Pelanggaran Hukum dalam Proyek Mangkrak
1. Pelanggaran Kontrak dan Kewajiban Hukum
Banyak proyek mangkrak disebabkan oleh pelanggaran kontrak oleh pihak pelaksana, seperti keterlambatan pekerjaan, penggunaan material di bawah standar, atau pengabaian terhadap spesifikasi teknis. Hal ini melanggar ketentuan dalam Undang-Undang Nomor 2 Tahun 2017 tentang Jasa Konstruksi, yang mengatur tanggung jawab penyedia jasa dalam memenuhi standar mutu dan waktu pelaksanaan.

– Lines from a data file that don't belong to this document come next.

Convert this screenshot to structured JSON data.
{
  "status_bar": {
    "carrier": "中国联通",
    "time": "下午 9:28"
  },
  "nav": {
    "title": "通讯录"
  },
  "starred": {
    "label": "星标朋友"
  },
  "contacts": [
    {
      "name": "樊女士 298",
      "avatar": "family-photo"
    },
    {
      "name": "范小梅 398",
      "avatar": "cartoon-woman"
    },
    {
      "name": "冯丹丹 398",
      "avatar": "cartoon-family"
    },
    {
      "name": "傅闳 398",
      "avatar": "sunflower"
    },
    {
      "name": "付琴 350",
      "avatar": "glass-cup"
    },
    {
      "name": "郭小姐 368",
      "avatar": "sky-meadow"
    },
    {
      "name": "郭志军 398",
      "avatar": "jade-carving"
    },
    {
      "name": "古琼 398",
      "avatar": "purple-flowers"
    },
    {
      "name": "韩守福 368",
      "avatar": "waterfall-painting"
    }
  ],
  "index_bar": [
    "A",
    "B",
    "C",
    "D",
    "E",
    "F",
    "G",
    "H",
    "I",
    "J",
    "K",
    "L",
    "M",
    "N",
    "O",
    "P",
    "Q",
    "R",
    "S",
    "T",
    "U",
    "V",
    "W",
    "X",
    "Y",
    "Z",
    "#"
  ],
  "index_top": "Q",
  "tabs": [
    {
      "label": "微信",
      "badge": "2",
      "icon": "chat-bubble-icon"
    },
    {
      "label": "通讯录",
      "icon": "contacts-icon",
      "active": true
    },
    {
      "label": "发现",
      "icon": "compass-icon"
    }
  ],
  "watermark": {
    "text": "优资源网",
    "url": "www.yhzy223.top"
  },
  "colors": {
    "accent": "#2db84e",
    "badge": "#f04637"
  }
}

2. Korupsi dan Penyalahgunaan Anggaran
Kasus proyek mangkrak sering kali terkait dengan praktik korupsi, seperti mark-up anggaran, pengadaan fiktif, atau penunjukan kontraktor tanpa proses lelang yang transparan. Tindakan ini melanggar Undang-Undang Nomor 31 Tahun 1999 tentang Pemberantasan Tindak Pidana Korupsi, serta Peraturan Presiden Nomor 16 Tahun 2018 tentang Pengadaan Barang/Jasa Pemerintah.
3. Kelalaian dalam Pengawasan dan Evaluasi
Lemahnya pengawasan dari instansi terkait menyebabkan proyek berjalan tanpa evaluasi yang memadai, sehingga potensi masalah tidak terdeteksi sejak dini. Hal ini bertentangan dengan prinsip-prinsip good governance yang diatur dalam berbagai regulasi, termasuk Peraturan Menteri PUPR yang mengatur standar pengawasan proyek konstruksi.

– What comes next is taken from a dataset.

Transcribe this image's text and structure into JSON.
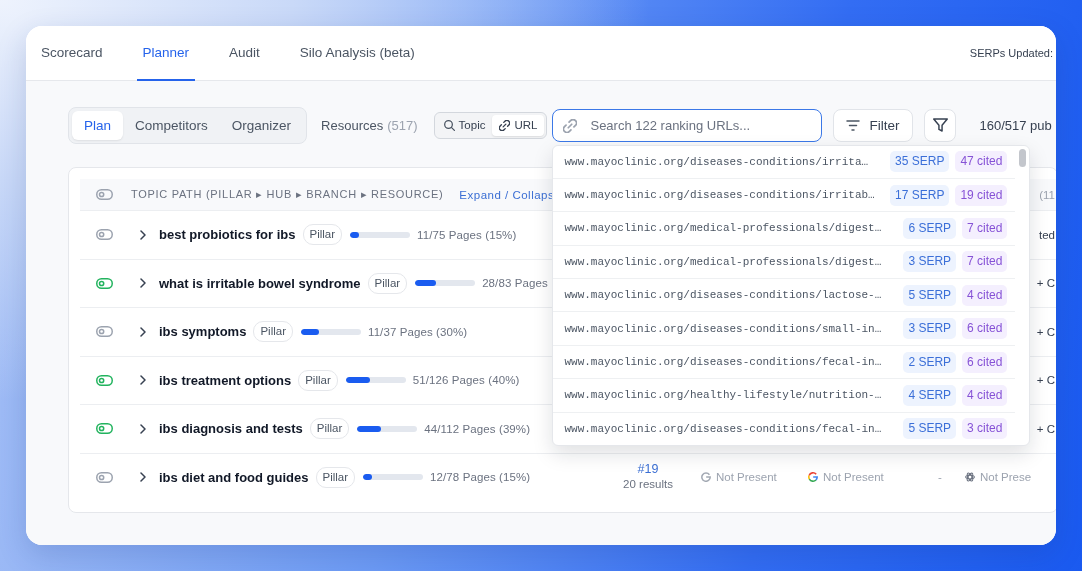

Regulasi yang Mengatur Proyek Konstruksi
Untuk mencegah dan menangani proyek mangkrak, pemerintah telah menetapkan berbagai regulasi, antara lain:
Undang-Undang Nomor 2 Tahun 2017 tentang Jasa Konstruksi: Mengatur hak dan kewajiban para pihak dalam jasa konstruksi, termasuk standar mutu dan keselamatan kerja.
Peraturan Presiden Nomor 16 Tahun 2018 tentang Pengadaan Barang/Jasa Pemerintah: Menetapkan prosedur pengadaan yang transparan dan akuntabel untuk mencegah penyimpangan.

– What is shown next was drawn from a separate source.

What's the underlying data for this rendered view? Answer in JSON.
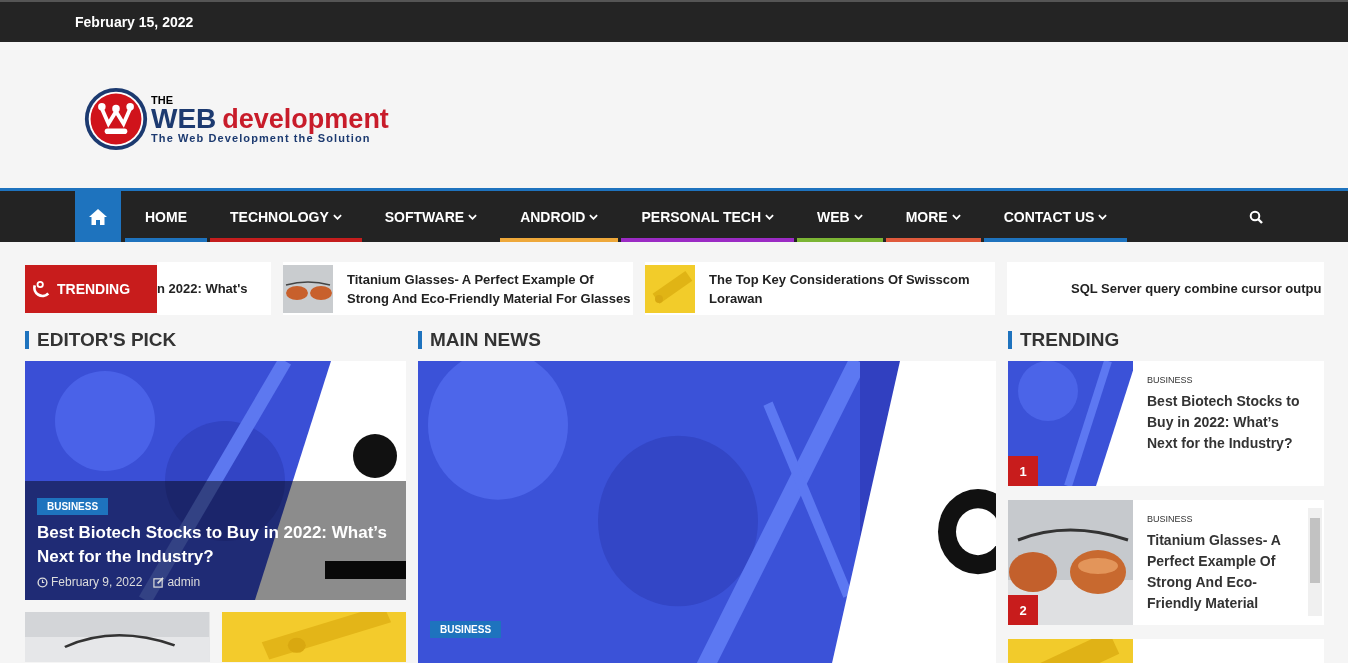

Peraturan Menteri PUPR: Mengatur standar teknis dan pedoman pelaksanaan proyek konstruksi, termasuk mekanisme pengawasan dan evaluasi.
Analisis Kritis
Meskipun regulasi telah tersedia, implementasinya sering kali lemah. Kurangnya integritas dan kapasitas dari aparat pengawas, serta budaya korupsi yang masih mengakar, menjadi hambatan utama dalam penegakan hukum. Selain itu, sanksi terhadap pelanggaran sering kali tidak memberikan efek jera, sehingga praktik-praktik menyimpang terus berulang.
Rekomendasi
1. Penguatan Pengawasan: Meningkatkan kapasitas dan integritas lembaga pengawas proyek, serta melibatkan masyarakat dalam pengawasan partisipatif.
2. Penegakan Hukum yang Tegas: Menindak tegas pelaku pelanggaran, termasuk pejabat yang terlibat, dengan sanksi yang sesuai untuk memberikan efek jera.
3. Transparansi dan Akuntabilitas: Menerapkan sistem informasi yang transparan dalam pengadaan dan pelaksanaan proyek, sehingga memudahkan monitoring oleh publik.
4. Pendidikan dan Pelatihan: Meningkatkan kompetensi sumber daya manusia di bidang konstruksi dan pengadaan, untuk memastikan pemahaman yang baik terhadap regulasi dan etika kerja.
Proyek mangkrak merupakan cerminan dari kegagalan sistemik dalam tata kelola proyek di Indonesia. Diperlukan upaya serius dan berkelanjutan untuk memperkuat penegakan hukum, meningkatkan transparansi, dan membangun budaya integritas dalam pelaksanaan proyek. Hanya dengan langkah-langkah tersebut, kerugian akibat proyek mangkrak dapat diminimalisir, dan kepercayaan publik terhadap pemerintah dapat dipulihkan.